It's safe to say that pollsters don't often find a super-majority of voters willing to pay more in taxes.
Yet in a new poll to be released Thursday, 64 percent of Pennsylvania likely voters said they would support a tax increase to expand publicly funded preschool education, responding to a hypothetical hike of .01 percentage points in the personal income tax, which would cost an average taxpayer about $50.
The poll was paid for by the Pre-K for PA campaign, a coalition of state nonprofits advocating for early childhood education, and it was conducted by Harper Polling, a Republican firm based in Harrisburg.
"There is a strong consensus among Pennsylvania voters who think that early childhood education is important," said Brock McCreary, president of Harper Polling.

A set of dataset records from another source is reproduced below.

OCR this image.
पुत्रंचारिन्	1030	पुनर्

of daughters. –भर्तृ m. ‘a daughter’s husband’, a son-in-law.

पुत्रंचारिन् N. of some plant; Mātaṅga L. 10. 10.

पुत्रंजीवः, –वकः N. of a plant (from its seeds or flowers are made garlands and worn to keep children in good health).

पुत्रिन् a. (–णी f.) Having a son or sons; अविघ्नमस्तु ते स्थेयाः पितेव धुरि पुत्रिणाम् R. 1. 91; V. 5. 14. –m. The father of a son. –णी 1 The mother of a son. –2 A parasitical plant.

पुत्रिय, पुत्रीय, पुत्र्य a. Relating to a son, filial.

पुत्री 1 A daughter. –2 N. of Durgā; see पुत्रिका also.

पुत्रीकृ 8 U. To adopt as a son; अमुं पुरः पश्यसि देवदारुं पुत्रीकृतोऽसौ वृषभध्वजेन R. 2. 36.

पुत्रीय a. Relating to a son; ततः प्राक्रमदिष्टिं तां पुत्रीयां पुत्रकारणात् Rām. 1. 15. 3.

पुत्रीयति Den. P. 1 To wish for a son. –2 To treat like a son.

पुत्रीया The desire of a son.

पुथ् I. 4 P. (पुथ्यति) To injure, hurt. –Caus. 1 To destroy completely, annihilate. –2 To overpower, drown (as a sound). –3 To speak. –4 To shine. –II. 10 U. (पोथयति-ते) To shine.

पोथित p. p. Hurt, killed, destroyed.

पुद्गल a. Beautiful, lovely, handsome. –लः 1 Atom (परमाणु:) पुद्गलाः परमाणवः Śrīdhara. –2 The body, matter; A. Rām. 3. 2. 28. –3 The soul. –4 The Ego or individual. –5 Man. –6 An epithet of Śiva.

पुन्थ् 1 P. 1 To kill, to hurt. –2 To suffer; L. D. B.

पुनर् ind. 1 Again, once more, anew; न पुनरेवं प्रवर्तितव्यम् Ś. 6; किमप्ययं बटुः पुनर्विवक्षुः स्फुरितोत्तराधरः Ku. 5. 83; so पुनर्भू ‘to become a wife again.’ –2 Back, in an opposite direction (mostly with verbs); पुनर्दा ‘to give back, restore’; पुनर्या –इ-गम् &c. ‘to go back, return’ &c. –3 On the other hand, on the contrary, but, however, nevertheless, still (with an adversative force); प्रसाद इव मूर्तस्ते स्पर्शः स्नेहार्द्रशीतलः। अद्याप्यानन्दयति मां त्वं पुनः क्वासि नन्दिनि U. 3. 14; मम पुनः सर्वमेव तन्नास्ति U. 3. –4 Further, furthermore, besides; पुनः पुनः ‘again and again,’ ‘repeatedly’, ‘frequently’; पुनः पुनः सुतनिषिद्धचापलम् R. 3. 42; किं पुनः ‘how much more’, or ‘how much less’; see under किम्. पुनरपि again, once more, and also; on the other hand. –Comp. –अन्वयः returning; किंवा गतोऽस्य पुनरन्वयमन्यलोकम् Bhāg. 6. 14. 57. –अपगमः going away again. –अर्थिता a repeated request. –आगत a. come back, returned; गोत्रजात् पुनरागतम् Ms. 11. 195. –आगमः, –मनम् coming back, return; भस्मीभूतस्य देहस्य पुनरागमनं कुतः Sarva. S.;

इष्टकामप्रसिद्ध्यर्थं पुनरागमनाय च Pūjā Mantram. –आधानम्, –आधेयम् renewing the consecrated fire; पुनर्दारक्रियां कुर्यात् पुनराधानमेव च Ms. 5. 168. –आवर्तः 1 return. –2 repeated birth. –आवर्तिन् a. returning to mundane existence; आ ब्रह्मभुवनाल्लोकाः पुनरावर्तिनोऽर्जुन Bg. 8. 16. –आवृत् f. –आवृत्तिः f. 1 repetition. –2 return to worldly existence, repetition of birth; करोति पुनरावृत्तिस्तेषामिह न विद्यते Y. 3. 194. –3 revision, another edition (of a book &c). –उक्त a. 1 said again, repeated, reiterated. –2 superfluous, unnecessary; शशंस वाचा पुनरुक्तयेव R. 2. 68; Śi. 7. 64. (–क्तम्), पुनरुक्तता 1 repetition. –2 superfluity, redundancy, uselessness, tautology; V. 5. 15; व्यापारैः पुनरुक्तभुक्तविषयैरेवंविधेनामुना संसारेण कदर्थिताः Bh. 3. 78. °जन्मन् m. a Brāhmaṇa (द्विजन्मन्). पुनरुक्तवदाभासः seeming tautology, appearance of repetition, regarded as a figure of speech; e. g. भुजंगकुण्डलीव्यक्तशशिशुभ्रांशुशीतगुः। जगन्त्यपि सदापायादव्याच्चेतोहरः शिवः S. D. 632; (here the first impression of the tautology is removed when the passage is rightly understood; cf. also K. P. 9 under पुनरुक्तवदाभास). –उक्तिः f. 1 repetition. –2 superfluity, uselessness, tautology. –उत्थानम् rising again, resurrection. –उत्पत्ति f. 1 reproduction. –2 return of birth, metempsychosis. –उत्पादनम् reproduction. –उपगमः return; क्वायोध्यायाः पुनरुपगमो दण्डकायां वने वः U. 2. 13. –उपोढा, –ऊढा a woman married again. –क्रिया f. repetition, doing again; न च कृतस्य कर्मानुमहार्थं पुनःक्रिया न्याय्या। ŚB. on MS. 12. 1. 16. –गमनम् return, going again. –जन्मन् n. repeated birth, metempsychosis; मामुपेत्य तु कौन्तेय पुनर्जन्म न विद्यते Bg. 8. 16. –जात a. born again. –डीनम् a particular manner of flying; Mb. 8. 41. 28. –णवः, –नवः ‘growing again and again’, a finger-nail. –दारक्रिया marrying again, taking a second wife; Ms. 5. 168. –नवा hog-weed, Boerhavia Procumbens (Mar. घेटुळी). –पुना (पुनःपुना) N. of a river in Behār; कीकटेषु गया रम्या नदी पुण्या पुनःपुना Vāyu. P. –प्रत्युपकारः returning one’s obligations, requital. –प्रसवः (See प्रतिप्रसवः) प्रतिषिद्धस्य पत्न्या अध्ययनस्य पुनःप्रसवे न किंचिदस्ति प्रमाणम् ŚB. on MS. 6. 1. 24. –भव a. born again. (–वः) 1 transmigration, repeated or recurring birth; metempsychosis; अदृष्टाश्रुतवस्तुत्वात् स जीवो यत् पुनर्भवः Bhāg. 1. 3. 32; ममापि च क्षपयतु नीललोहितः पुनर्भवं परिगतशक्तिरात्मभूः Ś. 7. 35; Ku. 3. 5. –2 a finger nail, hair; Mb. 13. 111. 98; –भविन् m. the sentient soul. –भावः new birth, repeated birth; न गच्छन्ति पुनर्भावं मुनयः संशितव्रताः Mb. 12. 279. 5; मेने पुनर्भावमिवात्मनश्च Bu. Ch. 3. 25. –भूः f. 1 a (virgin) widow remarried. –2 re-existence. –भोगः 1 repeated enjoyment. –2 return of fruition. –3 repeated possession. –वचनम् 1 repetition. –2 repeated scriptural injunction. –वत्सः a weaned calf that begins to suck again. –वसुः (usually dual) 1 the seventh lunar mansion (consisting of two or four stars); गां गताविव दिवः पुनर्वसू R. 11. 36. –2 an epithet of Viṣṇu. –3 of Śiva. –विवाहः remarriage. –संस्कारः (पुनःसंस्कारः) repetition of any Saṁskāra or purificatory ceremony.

Ninety-four percent of respondents said pre-K helped people live a healthy and productive life. By 75 percent to 18 percent, voters said they supported increased public funding for preschool for children aged 3 and 4. Every demographic group tested backed more spending, though Republicans (57 percent) and conservatives (61 percent) were slightly less supportive.
Advocates are scheduled to release the poll in the state Capitol in Harrisburg Thursday morning, as part of a push to gain support in the GOP-controlled legislature for Gov. Wolf's proposed $40 million increase for pre-K, which would make the classes available for 4,400 new low and moderate-income children. Budget negotiations are intensifying in Harrisburg as lawmakers rush to finish the spending plan before the summer recess.
"No child should be missing out when nearly all residents agree," said Jodi Askins, executive director of Pennsylvania Association for the Education of Young Children, one of the groups in the coalition.
Despite an increase of $100 million in state spending on preschool over the past five years, Pennsylvania ranks in the bottom half, or 18th out of 30, of states that provide public funding for pre-K programs. Statewide, about 106,200 children who are eligible on the basis of family income cannot enroll because there is not enough space in preschool classrooms, according to Pennsylvania Partnerships for Children.
To get the results, Harper Polling interviewed 549 Pennsylvania likely voters by landline and mobile phone on May 22 and 23. The poll is subject to a margin-of-error of plus or minus 4 percent.